Willis denies wrongdoing, in spirit or in deed

Willis and Wade contend they’ve done nothing wrong nor violated either the spirit or policies against nepotism. Still, the mere appearance of impropriety can be as damaging as if the evidence were to prove there were misdeeds. These are things that McAfee has to weigh, and he acknowledged that it would be a consideration — “if evidence is produced demonstrating an actual conflict or the appearance of one” — before the hearing started.

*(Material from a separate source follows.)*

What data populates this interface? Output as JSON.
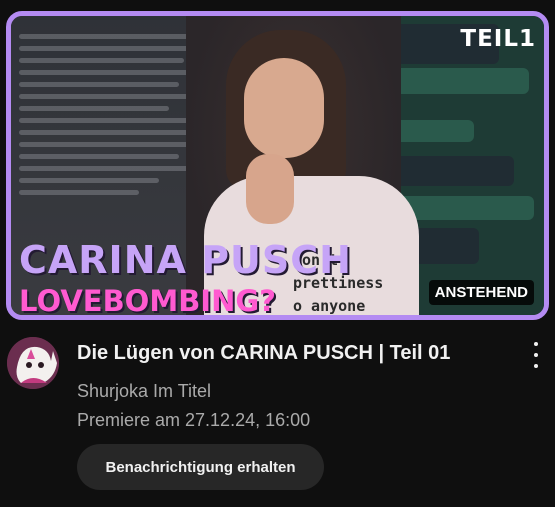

Willis has already run into the appearance-of-impropriety standard once before, in July 2022. Before Jones became Georgia’s lieutenant governor, she tried to investigate then-candidate Burt Jones as part of her probe into Trump. Willis was barred from doing so by another Fulton County Superior Court judge, Robert McBurney, because she had participated in a fundraiser for Jones’ Democratic opponent, Charlie Bailey — creating a conflict of interest.

“The district attorney does not have to be apolitical, but her investigations do,” McBurney said in ruling against Willis.

The defense attorneys are after a similar ruling in this hearing. The stakes are high: McAfee could decide to remove Willis from prosecuting Trump, which would effectively pump the brakes on any effort to hold the former president accountable for trying to “find” 11,780 votes in Georgia — enough to swing the state’s electoral votes in his favor.